Каждого пророка и каждого поэта можно трактовать по-разному, порою даже диаметрально противоположно. Мы знаем, например, что к Откровению св. Иоанна созданы не десятки, и не сотни, а, вероятно, тысячи всевозможных толкований, разъяснений и комментариев, вплоть до «звериного числа», якобы обозначавшего имя Наполеона, или чисто рационалистического разъяснения Апокалипсиса на основе астрономических изысканий, сделанного с соблюдением астрономически научных основ Николаем Морозовым в его книге «Откровение в грозе и буре», в свое время, в 1906–1907 годах поражавшей и увлекавшей многих, но вместе с тем абсолютно не обоснованной с исторической точки зрения, а тем более с точки зрения религиозной, т. к. в результате он приписывает авторство «Откровения» не Иоанну Богослову, а Иоанну Златоусту, что просто нелепо, т. к. эта боговдохновенная книга не раз упоминаема в творениях самого ее, по Морозову, автора – Иоанна Златоуста. Поэтов и пророков по-разному разъясняли, разъясняют и будут разъяснять.
То же самое произошло и длится то сих пор с поэмой А. А. Блока «Двенадцать», которую, например, большевики и крайне правые элементы нашей эмиграции трактуют, как «революционную», причем первые делают это с довольно кислой улыбкой, оговариваясь, что, конечно, А. А. Блок был «тепличным интеллигентом», «чуждым классовому самосознанию» и допустил поверхностный взгляд на проходивший перед его глазами «процесс массовых революционных сдвигов», а вторые в яростном негодовании обвиняют поэта в том, что он «Христа зачислил в большевики». Трудно, конечно, очень трудно сопоставить обе эти трактовки даже при их одинаковом конечном выводе.
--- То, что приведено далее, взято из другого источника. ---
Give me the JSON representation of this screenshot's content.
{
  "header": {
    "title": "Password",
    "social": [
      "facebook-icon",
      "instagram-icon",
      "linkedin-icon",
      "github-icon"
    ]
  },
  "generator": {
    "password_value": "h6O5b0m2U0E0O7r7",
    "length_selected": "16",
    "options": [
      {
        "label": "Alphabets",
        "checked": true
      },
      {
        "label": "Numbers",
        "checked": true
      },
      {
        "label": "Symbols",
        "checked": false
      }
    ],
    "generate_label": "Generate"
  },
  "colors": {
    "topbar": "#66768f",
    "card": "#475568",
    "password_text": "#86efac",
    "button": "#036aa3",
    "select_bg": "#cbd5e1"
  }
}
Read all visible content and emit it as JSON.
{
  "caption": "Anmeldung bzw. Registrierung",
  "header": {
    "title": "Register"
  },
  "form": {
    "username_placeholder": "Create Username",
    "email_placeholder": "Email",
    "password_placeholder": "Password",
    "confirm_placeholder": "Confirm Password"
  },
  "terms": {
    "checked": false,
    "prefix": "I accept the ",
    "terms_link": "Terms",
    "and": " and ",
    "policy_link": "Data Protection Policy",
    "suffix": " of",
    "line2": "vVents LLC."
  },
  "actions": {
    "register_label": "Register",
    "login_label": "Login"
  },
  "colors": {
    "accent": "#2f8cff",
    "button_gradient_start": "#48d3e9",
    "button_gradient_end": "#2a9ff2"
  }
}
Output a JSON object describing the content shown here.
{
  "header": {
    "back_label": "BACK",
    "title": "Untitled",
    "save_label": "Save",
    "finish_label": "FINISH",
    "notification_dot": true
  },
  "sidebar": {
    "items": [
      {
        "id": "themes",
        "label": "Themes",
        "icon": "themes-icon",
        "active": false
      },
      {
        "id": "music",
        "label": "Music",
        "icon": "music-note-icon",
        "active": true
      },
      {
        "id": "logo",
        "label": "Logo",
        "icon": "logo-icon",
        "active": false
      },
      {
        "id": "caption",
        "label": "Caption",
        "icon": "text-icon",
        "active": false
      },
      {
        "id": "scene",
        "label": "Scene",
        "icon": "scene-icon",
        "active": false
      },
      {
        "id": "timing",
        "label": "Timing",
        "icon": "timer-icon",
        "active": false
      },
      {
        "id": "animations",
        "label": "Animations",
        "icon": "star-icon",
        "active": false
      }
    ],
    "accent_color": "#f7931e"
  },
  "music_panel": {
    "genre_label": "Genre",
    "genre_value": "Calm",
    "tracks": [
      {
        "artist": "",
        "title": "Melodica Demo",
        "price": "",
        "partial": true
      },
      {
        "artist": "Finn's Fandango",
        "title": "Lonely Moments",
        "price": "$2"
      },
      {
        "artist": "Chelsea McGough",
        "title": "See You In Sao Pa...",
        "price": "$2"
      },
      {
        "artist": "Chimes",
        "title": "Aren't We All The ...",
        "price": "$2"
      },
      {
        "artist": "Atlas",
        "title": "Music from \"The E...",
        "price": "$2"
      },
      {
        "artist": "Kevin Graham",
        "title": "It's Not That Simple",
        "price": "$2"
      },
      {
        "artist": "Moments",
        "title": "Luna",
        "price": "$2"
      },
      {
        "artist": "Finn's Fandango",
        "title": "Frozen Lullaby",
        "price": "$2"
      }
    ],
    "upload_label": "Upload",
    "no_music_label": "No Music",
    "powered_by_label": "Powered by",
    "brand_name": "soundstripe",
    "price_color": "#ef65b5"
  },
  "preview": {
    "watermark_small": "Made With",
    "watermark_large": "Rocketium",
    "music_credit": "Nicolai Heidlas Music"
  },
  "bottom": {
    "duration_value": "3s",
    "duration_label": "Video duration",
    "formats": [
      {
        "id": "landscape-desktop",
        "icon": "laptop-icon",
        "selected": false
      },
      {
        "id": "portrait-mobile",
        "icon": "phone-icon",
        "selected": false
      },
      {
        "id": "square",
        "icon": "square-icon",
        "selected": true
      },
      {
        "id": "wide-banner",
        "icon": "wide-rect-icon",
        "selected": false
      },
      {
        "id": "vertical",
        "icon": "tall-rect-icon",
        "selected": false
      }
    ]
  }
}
Это разноречие комментаторов «Двенадцати» началось с первого дня появления этой поэмы в печати и вылилось в целую бурю, когда Блок впервые читал ее в Доме ученых в Петрограде, через несколько дней после напечатания. Тогда этот, сдержанный обычно, зал перед выходом общепризнанного поэта сотрясался грохотом аплодисментов, с одной стороны и топотом ног и свистом – с другой. Сам Блок стоял в артистической комнате бледный, как смерть.
– Ну, Александр Александрович, написали, так надо выходить и читать, – сказал ему один из распорядителей вечера, смелый, волевой поэт-монархист Н. С. Гумилев, – а лучше было бы… если бы совсем не писали ее…
Рассказывают и о том, что в предсмертном бреду Блок требовал полного уничтожения «Двенадцати» и был глубоко мучим тем, что в минуты просветления сознавал невозможность выполнения этого требования. Возможно, хотя достоверных подтверждений не имеем, но только косвенные, говорящие об отрицательном отношении Блока к революции в целом, о внутреннем его протесте против нее и страхе перед ней. Так, например, довольно достоверно то, что весь последний год своей жизни (год революции) Блок слышал какие-то глухие подземные раскаты, приводившие его в смертельный ужас.
Однако, подтверждение его – Блока – отрицательного отношения к революции мы находим в самой поэме.
В зубах цыгарка,Примят картуз.На спину надоБубновый туз…Вот каким видит А. А. Блок революционного героя, «красу и гордость революции». Ведь это прямой Ванька Каин, а не «буревестник» и не «сокол» Горького и уж ни в какой мере не «творец новой жизни» Маяковского.
Товарищ, винтовку держи, не трусь, Пальнем-ка пулей в Святую Русь!
Да, в Святую\ Святой она была для Блока, что твердо сказано им в цикле стихов «На Куликовом поле», святой она и осталась для него, ибо он в глубинах своей души, в сумраке истоков своего поэтического дара видел не только ее падение в бездну, ее путь на Голгофу истории, но и ее искупление, и ее очищение!